1983 (February 25th) PATH celebrated their Diamond Jubilee, marking a milestone of 4.3 billion passengers carried since 1908.
19XX The new Harrison Car Maintenance Facility, replacing the Henderson Street shops, was opened
1997 PATH asked the Federal Railroad Administration to exempt them from their oversight to help reduce the PATH annual deficit. The FRA jurisdiction dated from the period when former Hudson & Manhattan trains shared track between Harrison and Journal Square with passenger trains of the PRR.

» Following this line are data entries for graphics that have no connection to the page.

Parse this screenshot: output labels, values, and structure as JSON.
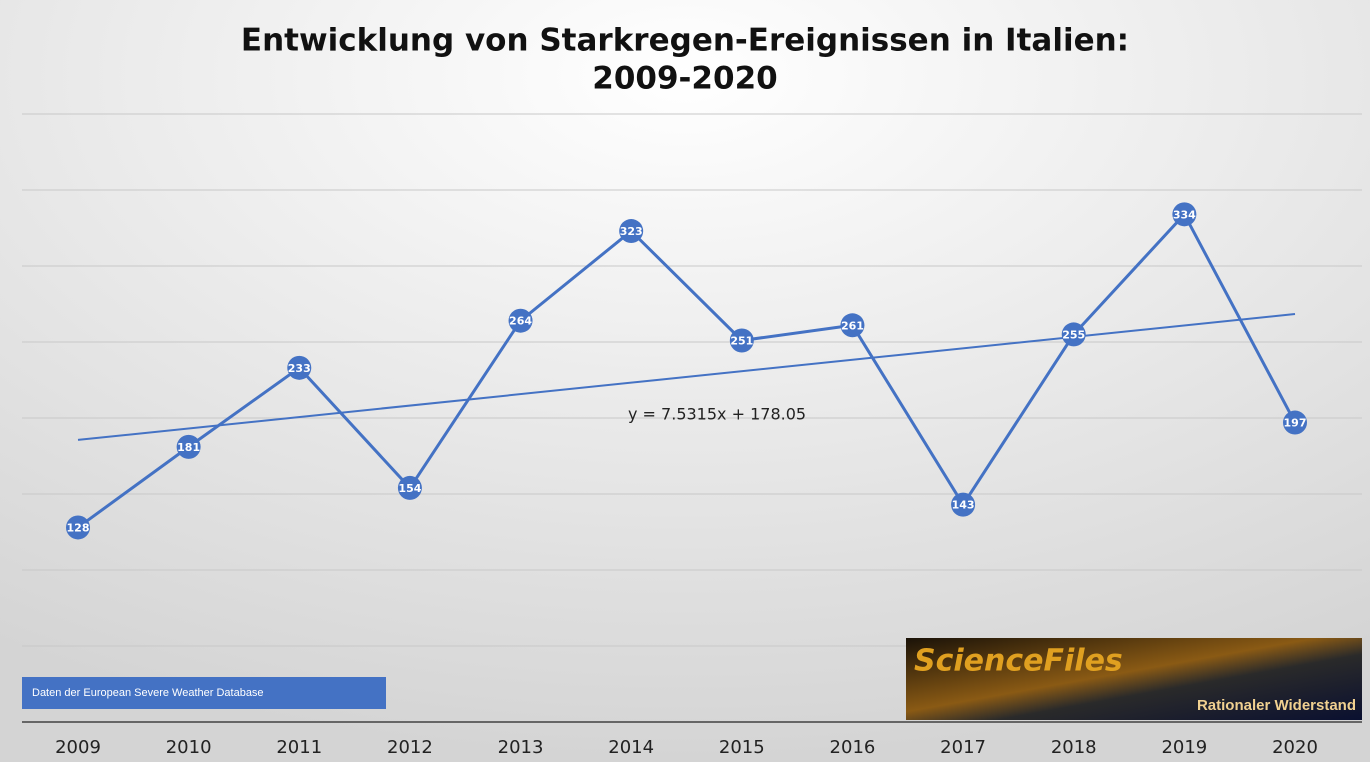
{
  "chart_data": {
    "type": "line",
    "title": [
      "Entwicklung von Starkregen-Ereignissen in Italien:",
      "2009-2020"
    ],
    "categories": [
      "2009",
      "2010",
      "2011",
      "2012",
      "2013",
      "2014",
      "2015",
      "2016",
      "2017",
      "2018",
      "2019",
      "2020"
    ],
    "series": [
      {
        "name": null,
        "color": "#4472c4",
        "values": [
          128,
          181,
          233,
          154,
          264,
          323,
          251,
          261,
          143,
          255,
          334,
          197
        ]
      }
    ],
    "ylim": [
      0,
      450
    ],
    "yticks": [
      0,
      50,
      100,
      150,
      200,
      250,
      300,
      350,
      400
    ],
    "grid": true,
    "trendline": {
      "label": "y = 7.5315x + 178.05",
      "slope": 7.5315,
      "intercept": 178.05
    },
    "source_note": "Daten der European Severe Weather Database",
    "logo": {
      "name": "ScienceFiles",
      "tagline": "Rationaler Widerstand"
    }
  }
}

1998 PATH won the top American Public Transit Association prize for heavy rail system.
1999 PATH ridership was 67.3 million, highest since 1947.
2000 The Federal Railroad Administration decided that new PATH cars would not have to meet the stringent crash worthiness standards which apply to railroads. This ruling would save PATH 25% on the cost of new cars. The ruling paved the way for PATH, with the second oldest fleet of rapid transit cars in the US. to purchase 295 new cars.
2001 PATH increased their fare from $1 to $1.50 on 3.25. The Port Authority of New York & New Jersey approved the first phase of a $1 billion program to replace or rehabilitate all 340 aging PATH cars and install a new signal system that will improve reliability. This was the largest investment in PATH since the PA acquired the system in 1962. On Sept. 11th terrorists hi-jacked four commercial passenger jet planes and crashed two of them into the twin towers of the World Trade Center in NYC. The resulting fires caused the collapse of both 110 story towers as well as four adjacent office buildings. Many other nearby buildings were damaged. PATH service to WTC and Exchange Place was terminated. One empty PATH train was partly damaged by debris in the WTC station.
2003 On 6.29, PATH service was restored to an enlarged, modernized Exchange Place Station in Jersey City for the first time since 9-11-01. The world’s largest utility grid power failure occurred on the afternoon of 8.14. The outage, which primarily affected north Jersey, paralyzed the region’s transportation system. It brought Amtrak, NJ Transit, PATH, Newark City Subway and Hudson Bergen Light Rail trains to a standstill for hours. PATH train service from NJ resumed to the former World Trade Center site on 11.23 with the same cars which were in the last train to depart WTC before the collapse.
2008 PATH Celebrated their 100th anniversary of the opening in 1908 by the Hudson & Manhattan Railroad.